The big challenge facing family businesses in the UAE is transitioning to the third generation with millennial heirs set to be put in charge of $1.2 trillion to $1.3tn in the next 10 years.

Michael Chahine knows a thing or two about advising family businesses.

As the founder and chief executive of NexGen Desert Green, a firm offering family business and wealth management solutions, he has been advising such entities in the region for almost 40 years.

Now he is preparing to launch the Institute for the Next Generation in the UAE, a centre for family business and entrepreneurship studies. It will act as a hub for research linked to executive education, helping family businesses better prepare for the challenges of succession, ownership and leadership.

“It is a project close to my heart,” says Mr Chahine, adding that the biggest challenge now facing family businesses is the transition to the third generation – a critical step he says will affect about 30 firms in the UAE over the next 10 years.

According to a study from the Family Business Council Gulf and McKinsey, US$1.2 trillion to $1.3tn – without considering any offshore assets – is set to pass from parents to their millennial heirs during that period. But according to the research, only 15 per cent of the family businesses will succeed.

“If family businesses fail in transitioning and do not create value, the region’s private sector will be at systemic risk,” says Mr Chahine. “Their continuity becomes critical in this diversification effort that policymakers encourage.”

William Scott-Jackson, chairman of Oxford Strategic Consulting and co-author of The Gulf Arab Leadership Style, agrees that family businesses are a crucial part of the GCC economy. "They contribute significantly to the economic and social growth and have very close alignment to the country's strategic goals and visions," he says.

But as Mr Chahine notes, the third generation is a millennial one. “They are educated and think they can do better than their parents but they are not involved, so wealth is going to be fragmented,” he says, adding that to survive, family businesses must learn to innovate.

Dubai is modelling itself on Singapore and Hong Kong, he says, with the only way to surpass Singapore through innovation.

“Creating value is through entrepreneurship, SMEs and focus on technology and innovation,” he says. “We need to bring in FDI and talent. This is the country that will accept you, an incubator country.”

Mr Chahine names four challenges for Gulf family business in the coming years. The first is demographic, related to the millennial generation where siblings born to different mothers could create potential rivalry. The second is economic, as competitive markets are now open to new entrants and local businesses are not protected. The third is financial, with family businesses no longer able to borrow using their name alone – they must now present guarantees; and the fourth is educational – family members are not engaged in the business early on.

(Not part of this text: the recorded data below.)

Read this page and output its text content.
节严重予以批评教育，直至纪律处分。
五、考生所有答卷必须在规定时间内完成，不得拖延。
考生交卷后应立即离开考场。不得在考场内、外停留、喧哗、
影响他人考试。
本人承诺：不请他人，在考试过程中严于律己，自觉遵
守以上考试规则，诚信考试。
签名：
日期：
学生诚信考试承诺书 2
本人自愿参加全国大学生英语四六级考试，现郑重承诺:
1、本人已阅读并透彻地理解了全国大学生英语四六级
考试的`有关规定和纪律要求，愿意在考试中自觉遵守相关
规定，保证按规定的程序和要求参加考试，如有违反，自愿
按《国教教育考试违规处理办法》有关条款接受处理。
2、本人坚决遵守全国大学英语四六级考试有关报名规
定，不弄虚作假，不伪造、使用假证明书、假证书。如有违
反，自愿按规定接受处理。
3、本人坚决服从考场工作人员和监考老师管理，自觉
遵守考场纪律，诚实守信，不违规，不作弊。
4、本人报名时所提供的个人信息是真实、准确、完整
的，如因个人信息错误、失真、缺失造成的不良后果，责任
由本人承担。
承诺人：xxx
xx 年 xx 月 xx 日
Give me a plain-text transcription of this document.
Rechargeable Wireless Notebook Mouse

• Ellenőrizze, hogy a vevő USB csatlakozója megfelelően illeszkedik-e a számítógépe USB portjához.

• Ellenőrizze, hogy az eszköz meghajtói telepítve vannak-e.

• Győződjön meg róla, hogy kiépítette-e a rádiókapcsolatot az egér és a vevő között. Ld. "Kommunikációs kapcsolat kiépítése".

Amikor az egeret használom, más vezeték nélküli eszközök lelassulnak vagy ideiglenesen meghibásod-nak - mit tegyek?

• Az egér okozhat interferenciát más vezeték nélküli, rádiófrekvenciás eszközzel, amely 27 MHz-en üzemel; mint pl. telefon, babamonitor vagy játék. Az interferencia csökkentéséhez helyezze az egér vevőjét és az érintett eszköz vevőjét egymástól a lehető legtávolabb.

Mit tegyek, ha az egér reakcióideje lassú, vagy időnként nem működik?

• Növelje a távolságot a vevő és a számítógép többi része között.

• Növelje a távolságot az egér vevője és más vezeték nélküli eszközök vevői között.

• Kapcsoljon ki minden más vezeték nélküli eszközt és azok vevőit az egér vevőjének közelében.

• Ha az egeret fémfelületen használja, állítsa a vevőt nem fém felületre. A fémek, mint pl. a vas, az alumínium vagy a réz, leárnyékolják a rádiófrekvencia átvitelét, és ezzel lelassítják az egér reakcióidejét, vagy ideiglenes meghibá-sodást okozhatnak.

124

Mr Chahine says the way family businesses in the region operate hampers how the next generation takes the company forward.

“The patriarch will not release control until he is at his death bed and calls for his older son,” he explains. “In the West they bring their kids to the office to get familiarised; transition starts in the chairman’s late fifties. In Japan, the nation with the highest survival rate, every generation decides [among themselves] who is equipped to take over and they sell [their share] to that person, or stay as his financial investor.”

So what should regional businesses do to support the next generation?

Mr Chahine says children should get involved early and move up in the ranks. “In Switzerland or Germany´s apprenticeship [system], CEOs started at 16 or 17 as clerks,” he adds.

Mr Scott-Jackson says many firms have done a good job of “spreading control”, and “preparing the next generation to take the lead”, while others have bought in expert senior leaders as some ‘next gen’ successors either do not want a leadership role, are not well prepared or are “fundamentally unsuitable”.

However, Mr Chahine says just 15 to 20 per cent of family businesses are planning their succession, which is why action is needed.

“The patriarch’s biggest responsibility is to plan the family’s charter, the family governance and the roles,” he adds. “If nobody is ready, he should bring in external members, sell the company or take the company public to monetise their position.”

Mr Chahine says matters get complicated when the patriarch dies without a succession plan in place, leaving the courts to distribute the company’s financial assets.

“Family companies sometimes have pretty unclear sharing of rewards, power and responsibility so properly agreed share structures and governance is crucial, ” says Mr Scott-Jackson, adding that in centralised economies – like those of the GCC – it is in the government’s interest to help family firms succeed and ensure that transitions take place smoothly.

“They should encourage development programmes for family youth, sound governance and legislative structures. Some family firms may be judged too important to fail and so justify significant financial support,” he says.